My Mother’s Hands

 

In a previous blog (“About the Inheritors”), I talked about how the themes of my life emerge as I write, and more specifically, in The Inheritors, the very American experience of moving between cultures and classes. As I wrote about Carla, Alicia’s mother, I suddenly had a vision of my own mother standing at the kitchen sink one blistering hot Chicago day, sweat pouring down her face, her hands an angry red as she scrubbed a pot.

My mother hated her hands. Too big, she said. And knobby. To often reddened and nicked. A farmer’s hands that marked Mothers handsher as from another place. All wrong for academic teas and women’s clubs, where she’d look around at those soft white dainty hands that lay quietly in well-clad laps, tasteful rings sparkling.

It wasn’t that she had no friends. The half dozen women who gathered at our house to sew and talk all loved her. Their friendship held steady for years. Each first-born grandchild has a quilt, blocked, embroidered, and initialed by the members. Still, I never remember a time she didn’t look around at the delicate fingers, stitching away as they talked, and speak angrily about her own.

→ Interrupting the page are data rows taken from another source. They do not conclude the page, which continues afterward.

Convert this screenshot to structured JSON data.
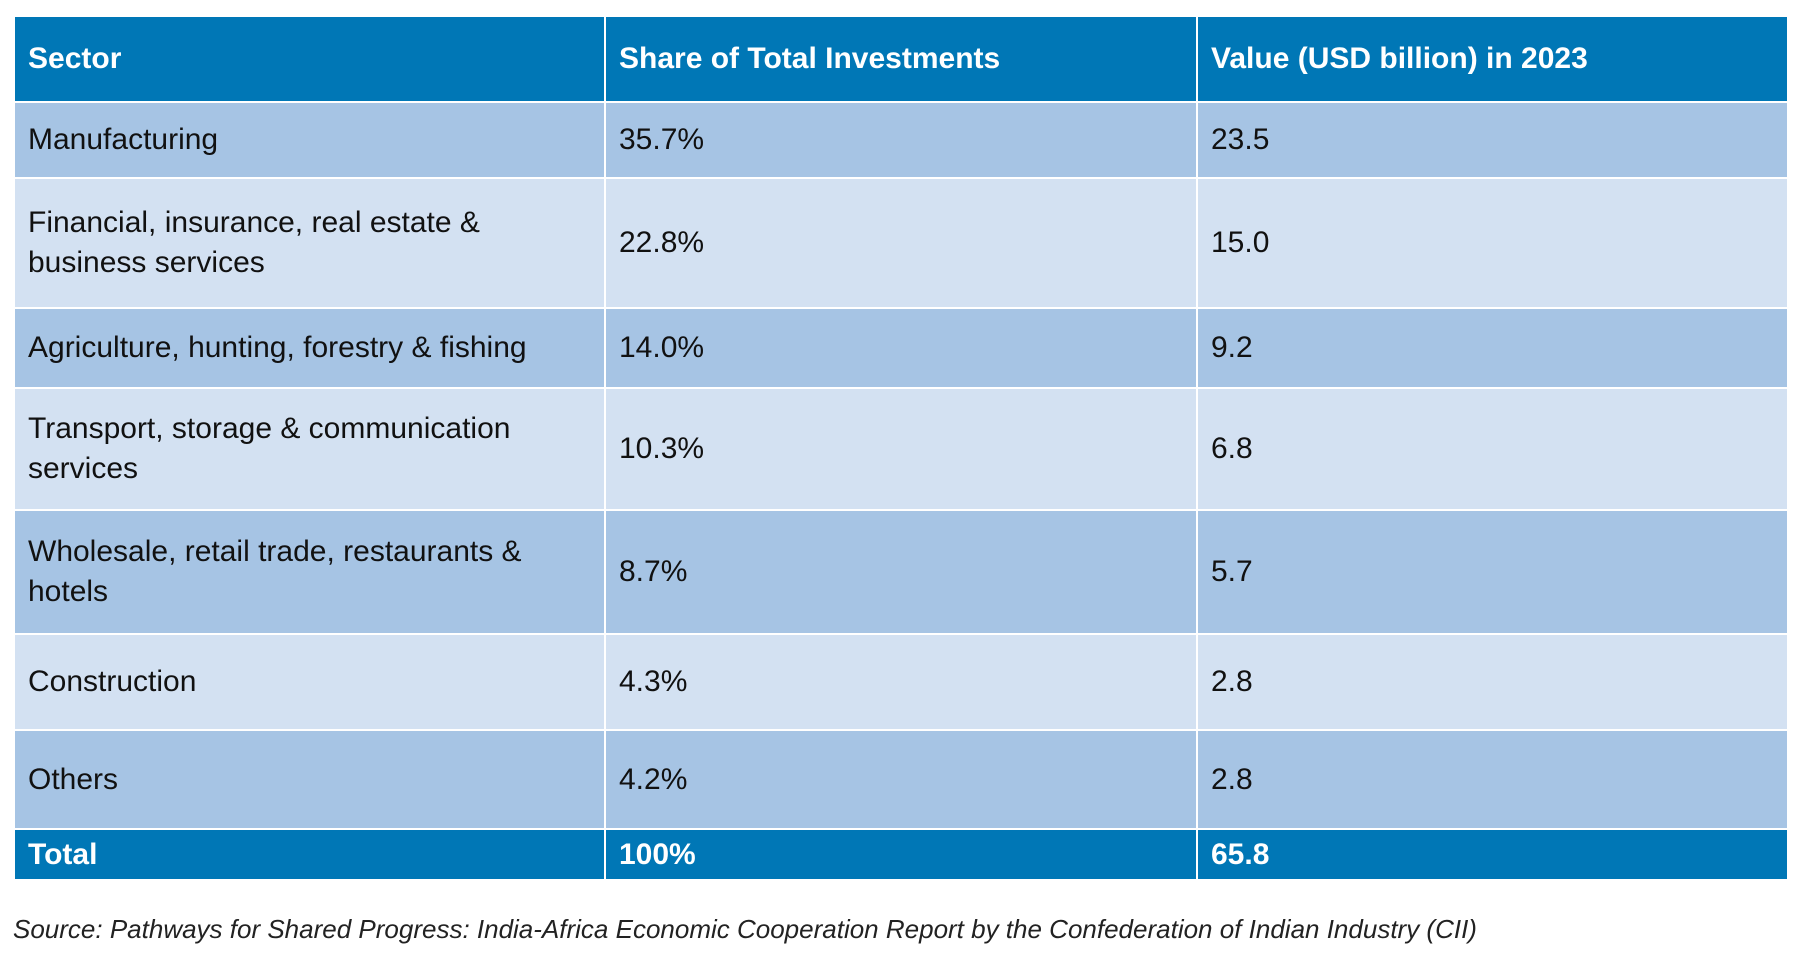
{
  "table": {
    "headers": [
      "Sector",
      "Share of Total Investments",
      "Value (USD billion) in 2023"
    ],
    "rows": [
      [
        "Manufacturing",
        "35.7%",
        "23.5"
      ],
      [
        "Financial, insurance, real estate & business services",
        "22.8%",
        "15.0"
      ],
      [
        "Agriculture, hunting, forestry & fishing",
        "14.0%",
        "9.2"
      ],
      [
        "Transport, storage & communication services",
        "10.3%",
        "6.8"
      ],
      [
        "Wholesale, retail trade, restaurants & hotels",
        "8.7%",
        "5.7"
      ],
      [
        "Construction",
        "4.3%",
        "2.8"
      ],
      [
        "Others",
        "4.2%",
        "2.8"
      ]
    ],
    "total": [
      "Total",
      "100%",
      "65.8"
    ]
  },
  "source": "Source: Pathways for Shared Progress: India-Africa Economic Cooperation Report by the Confederation of Indian Industry (CII)",
  "colors": {
    "header": "#0077b6",
    "row_dark": "#a6c4e4",
    "row_light": "#d3e1f2"
  }
}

Mind you, she was a fine seamstress. She sewed everything we wore, from pajamas to winter coats to wedding dresses. They handled everything from canvas to silk. Dexterity was not the issue. It was place. She wasn’t one of them, and she was deaf to their admiration. Though she lived more than a half century among them, she remained a South Dakota preacher’s daughter set down among the academic elite. Her hands told the story.

I remember them beating egg-whites or cake batter, helping puppies to be born. I see them growing red and sore as she plucked pinfeathers and cleaned the insides of the Thanksgiving turkey. I see them glowing in the steam at the boiler, bleaching my father’s white shirts, wringing out dishrags and mops, scrubbing Chicago soot from walls and floors and windows. I have no memory of them at rest. And, of course, I remember them at the sewing machine where their size did look awkward as she threaded needles or handled lace.

Over and over, as my sister and I grew, my mother expressed her relief that our hands were not like hers. Our hands, plus our slender ankles, marked us as relieved of a grievous burden. We belonged. That, or course, didn’t save us from scrubbing walls, stitching hems, ironing shirts or beating eggs. Though we were occasionally taken to university events as academic offspring, the gothic towers a block away were, for us, simply a place to skate or ride bikes with no regard (yet) for the expectations they immortalized.

The other day a good friend pointed to my mother’s hands in a family wedding picture. They hung at her sides, fingers slightly curled, as though just finished with some task or uncomfortable with such inactivity. “You hold your hands just like that,” she remarked.

I smiled.

I grew up in another age—of automatic washing machines, dishwashers, and an auto in every drive. Chicago no longer heats the coal that coated every surface. My life has had little of the physical hardship that marked my mother’s. But her struggle to live between conflicting cultures has become a recurring theme in my stories. In The Inheritors, the mixed-race Alicia must fight the Sixties call for cultural solidarity, a call that demands she reject one culture or the other. In Nowhere Else To Go (www.judithkirscht.com/books.html), the neighborhood that has blended cultures is torn apart as the culture wars polarize the town.

Most of all, she gave me a deep sense of the strength, dignity, and integrity that came out of that struggle and out of her determination to preserve the strengths of her own background. She has shaped the heroine of many of my tales.